DRAGONAIR has cancelled as many as eight flights a day as pilots quit the airline at a rate of more than one a week in a dispute over too much night work and US dollar pay, reports The South China Morning Post.
Thirty-four pilots and co-pilots have resigned over six months. Last month flights were cancelled including five between Hong Kong, Shanghai and Taipei.
"The salary for a Dragonair pilot is no longer competitive because of inflation and the state of the US dollar, and the rostering situation has become untenable," one pilot told the Hong Kong newspaper. "With the increase in the flight schedule and the wet-leased flights in China, some guys are doing 14 overnights a month and they're just fed up with it."
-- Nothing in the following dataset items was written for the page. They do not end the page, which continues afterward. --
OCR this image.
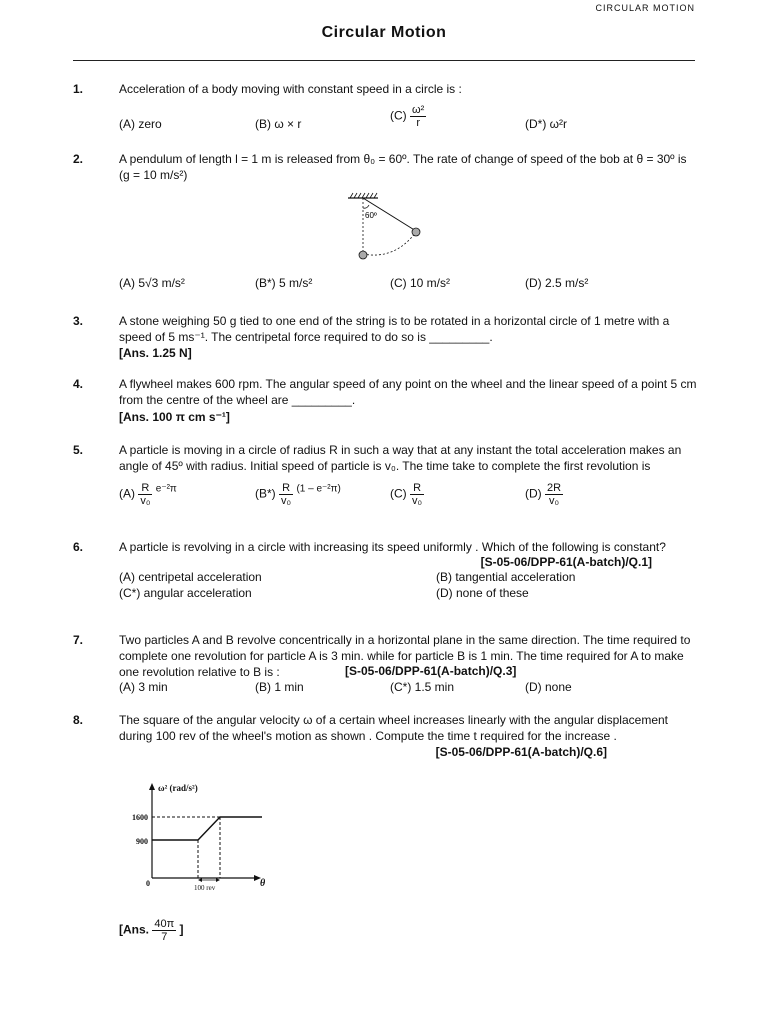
CIRCULAR MOTION
Circular Motion
1.	Acceleration of a body moving with constant speed in a circle is :
(A) zero	(B) ω × r
$(C) \frac{\text{ω²}}{r}$	(D*) ω²r
2.	A pendulum of length l = 1 m is released from θ₀ = 60º. The rate of change of speed of the bob at θ = 30º is (g = 10 m/s²)
60º
(A) 5√3 m/s²	(B*) 5 m/s²	(C) 10 m/s²	(D) 2.5 m/s²
3.	A stone weighing 50 g tied to one end of the string is to be rotated in a horizontal circle of 1 metre with a speed of 5 ms⁻¹. The centripetal force required to do so is _________.
[Ans. 1.25 N]
4.	A flywheel makes 600 rpm. The angular speed of any point on the wheel and the linear speed of a point 5 cm from the centre of the wheel are _________.
[Ans. 100 π cm s⁻¹]
5.	A particle is moving in a circle of radius R in such a way that at any instant the total acceleration makes an angle of 45º with radius. Initial speed of particle is v₀. The time take to complete the first revolution is
$(A) \frac{R}{\text{v₀}} ^{e^{-2}\pi}$	$(B*) \frac{R}{\text{v₀}} ^{(1 - e^{-2}\pi)}$	$(C) \frac{R}{\text{v₀}}$	$(D) \frac{2R}{\text{v₀}}$
6.	A particle is revolving in a circle with increasing its speed uniformly . Which of the following is constant?
[S-05-06/DPP-61(A-batch)/Q.1]
(A) centripetal acceleration	(B) tangential acceleration
(C*) angular acceleration	(D) none of these
7.	Two particles A and B revolve concentrically in a horizontal plane in the same direction. The time required to complete one revolution for particle A is 3 min. while for particle B is 1 min. The time required for A to make one revolution relative to B is :	[S-05-06/DPP-61(A-batch)/Q.3]
(A) 3 min	(B) 1 min	(C*) 1.5 min	(D) none
8.	The square of the angular velocity ω of a certain wheel increases linearly with the angular displacement during 100 rev of the wheel's motion as shown . Compute the time t required for the increase .
[S-05-06/DPP-61(A-batch)/Q.6]
ω² (rad/s²)
θ
1600
900
0	100 rev
[Ans. $\frac{40\pi}{7}$ ]
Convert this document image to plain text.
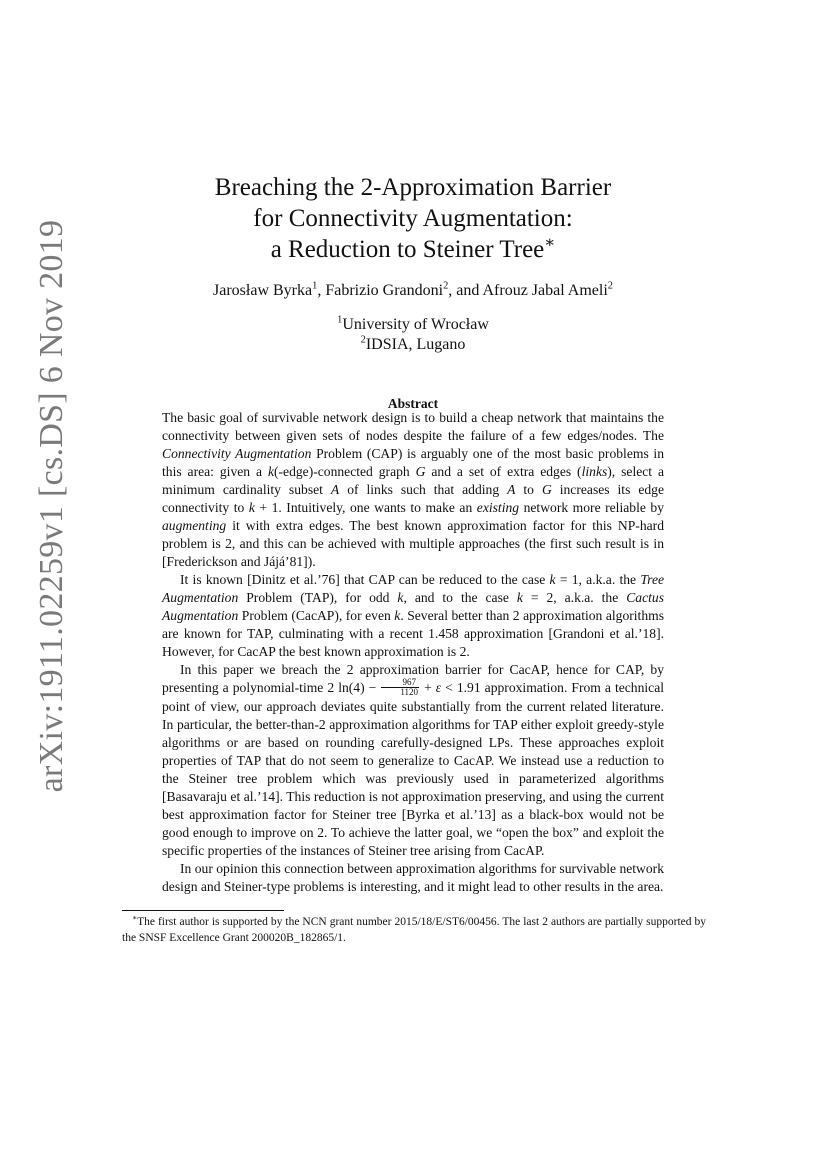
arXiv:1911.02259v1 [cs.DS] 6 Nov 2019
Breaching the 2-Approximation Barrier
for Connectivity Augmentation:
a Reduction to Steiner Tree∗
Jarosław Byrka$^1$, Fabrizio Grandoni$^2$, and Afrouz Jabal Ameli$^2$
$^1$University of Wrocław
$^2$IDSIA, Lugano
Abstract

The basic goal of survivable network design is to build a cheap network that maintains the connectivity between given sets of nodes despite the failure of a few edges/nodes. The Connectivity Augmentation Problem (CAP) is arguably one of the most basic problems in this area: given a k(-edge)-connected graph G and a set of extra edges (links), select a minimum cardinality subset A of links such that adding A to G increases its edge connectivity to k + 1. Intuitively, one wants to make an existing network more reliable by augmenting it with extra edges. The best known approximation factor for this NP-hard problem is 2, and this can be achieved with multiple approaches (the first such result is in [Frederickson and Jájá’81]).

It is known [Dinitz et al.’76] that CAP can be reduced to the case k = 1, a.k.a. the Tree Augmentation Problem (TAP), for odd k, and to the case k = 2, a.k.a. the Cactus Augmentation Problem (CacAP), for even k. Several better than 2 approximation algorithms are known for TAP, culminating with a recent 1.458 approximation [Grandoni et al.’18]. However, for CacAP the best known approximation is 2.

In this paper we breach the 2 approximation barrier for CacAP, hence for CAP, by presenting a polynomial-time 2 $\ln(4) - \frac{967}{1120} + \varepsilon < 1.91$ approximation. From a technical point of view, our approach deviates quite substantially from the current related literature. In particular, the better-than-2 approximation algorithms for TAP either exploit greedy-style algorithms or are based on rounding carefully-designed LPs. These approaches exploit properties of TAP that do not seem to generalize to CacAP. We instead use a reduction to the Steiner tree problem which was previously used in parameterized algorithms [Basavaraju et al.’14]. This reduction is not approximation preserving, and using the current best approximation factor for Steiner tree [Byrka et al.’13] as a black-box would not be good enough to improve on 2. To achieve the latter goal, we “open the box” and exploit the specific properties of the instances of Steiner tree arising from CacAP.

In our opinion this connection between approximation algorithms for survivable network design and Steiner-type problems is interesting, and it might lead to other results in the area.

∗The first author is supported by the NCN grant number 2015/18/E/ST6/00456. The last 2 authors are partially supported by the SNSF Excellence Grant 200020B_182865/1.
Dragonair denies the problem is linked to rostering. "There are currently more vacancies than there are pilots throughout the industry. Therefore, it is not surprising to see a degree of pilot turnover," said an airline spokeswoman.
A year after its HK$12 billion (US$1.5 billion) acquisition by Cathay Pacific, Dragonair managers have declined a union rostering proposal to ease back-to-back flights and overnight stops, the newspaper reported.
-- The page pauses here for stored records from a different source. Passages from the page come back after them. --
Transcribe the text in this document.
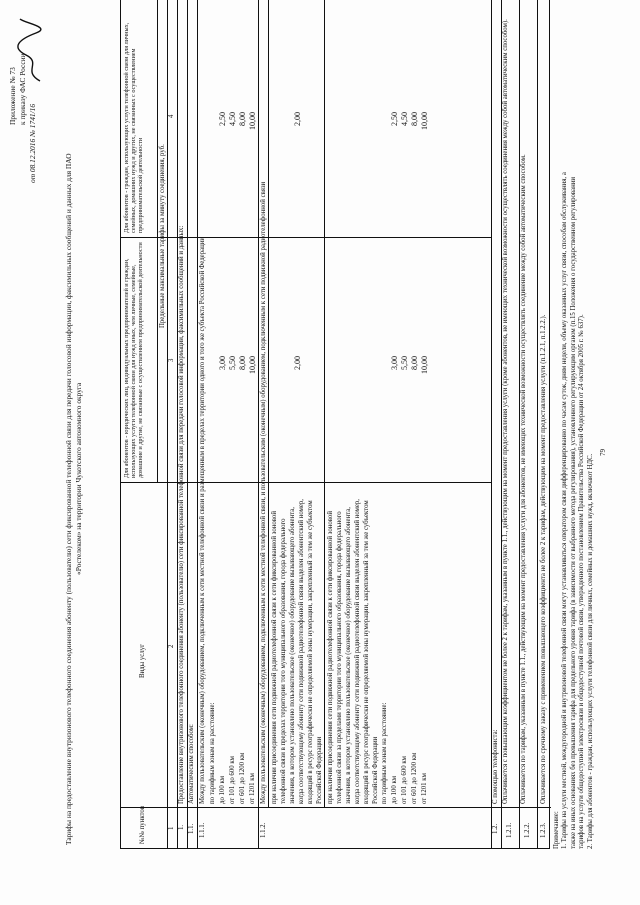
Приложение № 73 к приказу ФАС России
от 08.12.2016 № 1741/16
Тарифы на предоставление внутризонового телефонного соединения абоненту (пользователю) сети фиксированной телефонной связи для передачи голосовой информации, факсимильных сообщений и данных для ПАО «Ростелеком» на территории Чукотского автономного округа
№№ пунктов
Виды услуг
Для абонентов - юридических лиц, индивидуальных предпринимателей и граждан, использующих услуги телефонной связи для нужд иных, чем личные, семейные, домашние и другие, не связанные с осуществлением предпринимательской деятельности
Для абонентов - граждан, использующих услуги телефонной связи для личных, семейных, домашних нужд и других, не связанных с осуществлением предпринимательской деятельности Предельные максимальные тарифы за минуту соединения, руб.
1
2
3
4
1.
Предоставление внутризонового телефонного соединения абоненту (пользователю) сети фиксированной телефонной связи для передачи голосовой информации, факсимильных сообщений и данных:
1.1.
Автоматическим способом:
1.1.1.
Между пользовательским (оконечным) оборудованием, подключенным к сети местной телефонной связи и размещенным в пределах территории одного и того же субъекта Российской Федерации по тарифным зонам на расстояние: до 100 км от 101 до 600 км от 601 до 1200 км от 1201 км
3,00 5,50 8,00 10,00
2,50 4,50 8,00 10,00
1.1.2.
Между пользовательским (оконечным) оборудованием, подключенным к сети местной телефонной связи, и пользовательским (оконечным) оборудованием, подключенным к сети подвижной радиотелефонной связи при наличии присоединения сети подвижной радиотелефонной связи к сети фиксированной зоновой телефонной связи в пределах территории того муниципального образования, города федерального значения, в котором установлено пользовательское (оконечное) оборудование вызывающего абонента, когда соответствующему абоненту сети подвижной радиотелефонной связи выделен абонентский номер, входящий в ресурс географически не определяемой зоны нумерации, закрепленный за тем же субъектом Российской Федерации
2,00
2,00
при наличии присоединения сети подвижной радиотелефонной связи к сети фиксированной зоновой телефонной связи за пределами территории того муниципального образования, города федерального значения, в котором установлено пользовательское (оконечное) оборудование вызывающего абонента, когда соответствующему абоненту сети подвижной радиотелефонной связи выделен абонентский номер, входящий в ресурс географически не определяемой зоны нумерации, закрепленный за тем же субъектом Российской Федерации по тарифным зонам на расстояние: до 100 км от 101 до 600 км от 601 до 1200 км от 1201 км
3,00 5,50 8,00 10,00
2,50 4,50 8,00 10,00
1.2.
С помощью телефониста:
1.2.1.
Оплачивается с повышающим коэффициентом не более 2 к тарифам, указанным в пункте 1.1., действующим на момент предоставления услуги (кроме абонентов, не имеющих технической возможности осуществлять соединения между собой автоматическим способом).
1.2.2.
Оплачивается по тарифам, указанным в пункте 1.1., действующим на момент предоставления услуги для абонентов, не имеющих технической возможности осуществлять соединение между собой автоматическим способом.
1.2.3.
Оплачивается по срочному заказу с применением повышающего коэффициента не более 2 к тарифам, действующим на момент предоставления услуги (п.1.2.1, п.1.2.2.).
Примечание: 1. Тарифы на услуги местной, междугородной и внутризоновой телефонной связи могут устанавливаться оператором связи дифференцированно по часам суток, дням недели, объему оказанных услуг связи, способам обслуживания, а также на иных основаниях без превышения тарифа для предельного уровня тарифа (в зависимости от выбранного метода регулирования), установленного регулирующим органом (п.15 Положения о государственном регулировании тарифов на услуги общедоступной электросвязи и общедоступной почтовой связи, утвержденного постановлением Правительства Российской Федерации от 24 октября 2005 г. № 637). 2. Тарифы для абонентов - граждан, использующих услуги телефонной связи для личных, семейных и домашних нужд, включают НДС.
79
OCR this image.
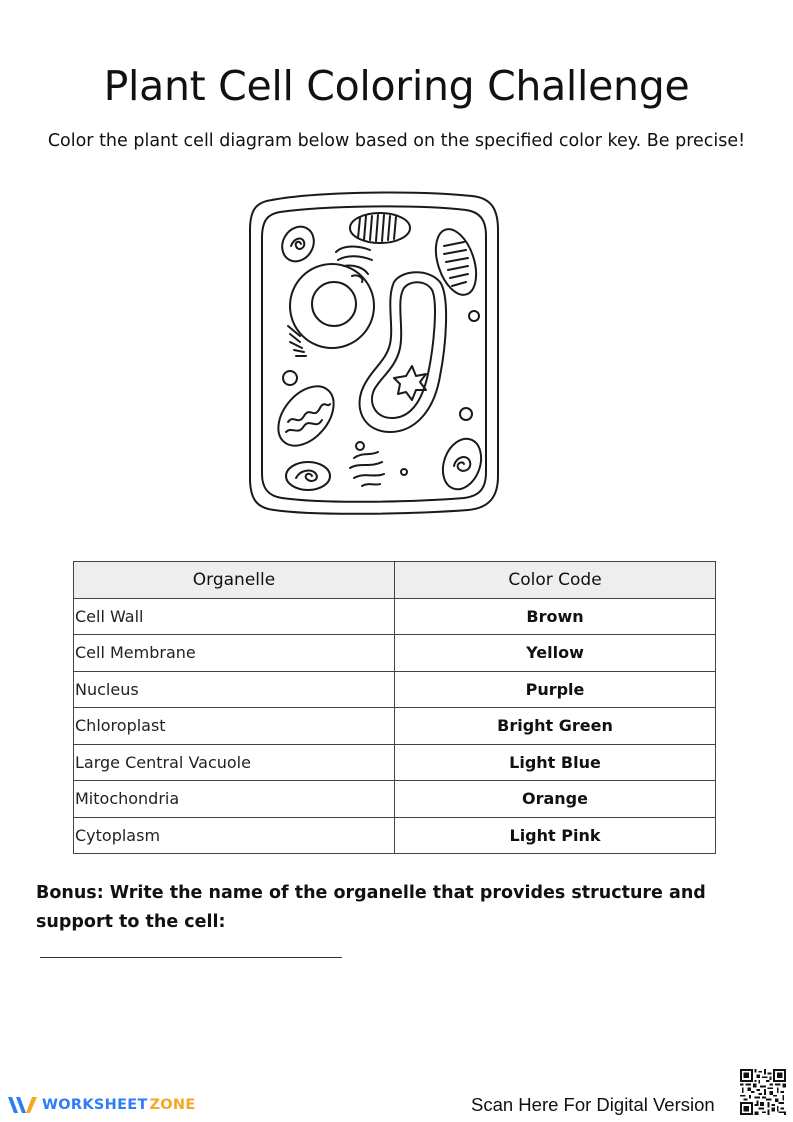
Plant Cell Coloring Challenge

Color the plant cell diagram below based on the specified color key. Be precise!

Organelle	Color Code
Cell Wall	Brown
Cell Membrane	Yellow
Nucleus	Purple
Chloroplast	Bright Green
Large Central Vacuole	Light Blue
Mitochondria	Orange
Cytoplasm	Light Pink

Bonus: Write the name of the organelle that provides structure and support to the cell:

WORKSHEET  ZONE	Scan Here For Digital Version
But Dragonair said of its 400 mostly foreign pilots that "crew sickness" was the cause of the eight cancellations on October 13 and that it had signed on 57 new pilots this year and would take in 10 more before 2008 and another 50 next year.
A Dragonair veteran pilot of 10 years said: "We haven't had a pay rise for seven years, but it's not really a pay issue. We have asked for a roster agreement for years and years."